The quality of group insurance data has in general improved recently; however, most, if not all, data will have some missing or conflicting values, ambiguity, and a lack of granularity, says Rice Warner which provides actuarial consulting, research and technology solutions.
This has widespread implications and has not gone unnoticed by the regulators, particularly as group insurance is a major component of superannuation. ASIC estimates almost 10m superannuation accounts currently have insurance attached, of which 86% have insurance on the default settings.
What can superannuation funds do?
Rice Warner says in a blog on its website that there are many actions funds can take to gain confidence that the insurance data is of the required quality and level of detail. These include undertaking an annual insurance data validation exercise. This should cover member, premium and claims data.

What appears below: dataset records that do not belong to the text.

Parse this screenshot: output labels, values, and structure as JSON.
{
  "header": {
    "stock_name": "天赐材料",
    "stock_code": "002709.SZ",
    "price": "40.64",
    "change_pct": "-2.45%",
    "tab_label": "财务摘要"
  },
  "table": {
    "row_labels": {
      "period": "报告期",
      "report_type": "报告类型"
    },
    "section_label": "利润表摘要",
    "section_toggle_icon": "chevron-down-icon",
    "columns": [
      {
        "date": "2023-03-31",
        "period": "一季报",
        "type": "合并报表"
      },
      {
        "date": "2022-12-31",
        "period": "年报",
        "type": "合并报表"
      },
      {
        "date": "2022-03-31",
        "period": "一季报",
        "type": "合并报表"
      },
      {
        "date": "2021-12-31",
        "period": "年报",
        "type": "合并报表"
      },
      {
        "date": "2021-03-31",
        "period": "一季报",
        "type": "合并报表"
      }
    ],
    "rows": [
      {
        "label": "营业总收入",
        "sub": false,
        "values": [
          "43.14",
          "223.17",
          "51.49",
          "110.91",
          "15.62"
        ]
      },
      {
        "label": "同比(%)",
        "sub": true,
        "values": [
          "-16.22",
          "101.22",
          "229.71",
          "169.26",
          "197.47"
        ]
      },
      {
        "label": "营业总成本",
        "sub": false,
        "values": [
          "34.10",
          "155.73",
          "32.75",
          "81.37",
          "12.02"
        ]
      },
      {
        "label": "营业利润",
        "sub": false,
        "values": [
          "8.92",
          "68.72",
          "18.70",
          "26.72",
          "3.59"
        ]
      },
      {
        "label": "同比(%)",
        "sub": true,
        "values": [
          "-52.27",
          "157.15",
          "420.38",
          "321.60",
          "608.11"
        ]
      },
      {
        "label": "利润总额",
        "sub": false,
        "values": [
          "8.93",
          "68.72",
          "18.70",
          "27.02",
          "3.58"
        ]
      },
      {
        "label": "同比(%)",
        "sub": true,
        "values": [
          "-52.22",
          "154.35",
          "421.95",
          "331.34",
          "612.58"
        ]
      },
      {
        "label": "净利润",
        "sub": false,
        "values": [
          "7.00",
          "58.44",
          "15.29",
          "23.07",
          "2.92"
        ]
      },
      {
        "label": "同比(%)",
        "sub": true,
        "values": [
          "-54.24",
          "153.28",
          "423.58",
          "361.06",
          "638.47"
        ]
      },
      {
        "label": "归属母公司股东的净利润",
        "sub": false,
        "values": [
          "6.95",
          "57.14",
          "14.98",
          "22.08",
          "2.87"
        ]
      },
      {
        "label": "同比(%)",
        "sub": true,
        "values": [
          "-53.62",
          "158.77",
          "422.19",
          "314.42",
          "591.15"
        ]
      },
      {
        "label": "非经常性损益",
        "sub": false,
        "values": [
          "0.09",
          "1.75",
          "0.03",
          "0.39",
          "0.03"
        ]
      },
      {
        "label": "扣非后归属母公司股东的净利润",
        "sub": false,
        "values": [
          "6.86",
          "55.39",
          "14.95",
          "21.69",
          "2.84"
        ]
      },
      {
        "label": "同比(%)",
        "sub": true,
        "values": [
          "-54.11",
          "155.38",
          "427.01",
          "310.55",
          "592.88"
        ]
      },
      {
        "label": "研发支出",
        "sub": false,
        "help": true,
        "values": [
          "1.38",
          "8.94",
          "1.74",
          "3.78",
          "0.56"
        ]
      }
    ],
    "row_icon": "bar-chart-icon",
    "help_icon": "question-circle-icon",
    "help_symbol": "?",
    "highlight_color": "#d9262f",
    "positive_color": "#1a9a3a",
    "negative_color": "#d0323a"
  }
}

It is becoming more common for service level agreements between funds and their insurers to now include specifications for every data field which must be captured, and what level of data audits will be completed by the insurers, including independent reviews. Funds should review their data management practices and consider revising their data-sharing requirements with insurers to ensure they can access the data required to monitor member outcomes.
An on-going challenge is how to improve the data received from employers, and especially how to try to ensure this data is kept up to date. Key data fields such as a member’s occupation and work status are extremely valuable for optimising the insurance offering but have long proven to be hard to maintain. Funds have had some success in establishing regular reporting with key employers to confirm these data fields and need to build their own processes around this including how to efficiently update their administration systems.
Rice Warner encourages funds to perform regular audits and training exercises to ensure data is collected accurately, particularly because the increasing focus on more complex data requirements may lead to an increased risk of administrative errors.
The blog reads, “Superannuation funds are dependent on the underlying administration software they use and for many funds, the external third-party administrators (TPAs). The number of distinct providers in this space is very small with only two major TPAs and six major software providers. Given there is a concentration of providers, and also only five large group life insurers, it should be possible in the future to develop an industry portal to handle group life data more efficiently.”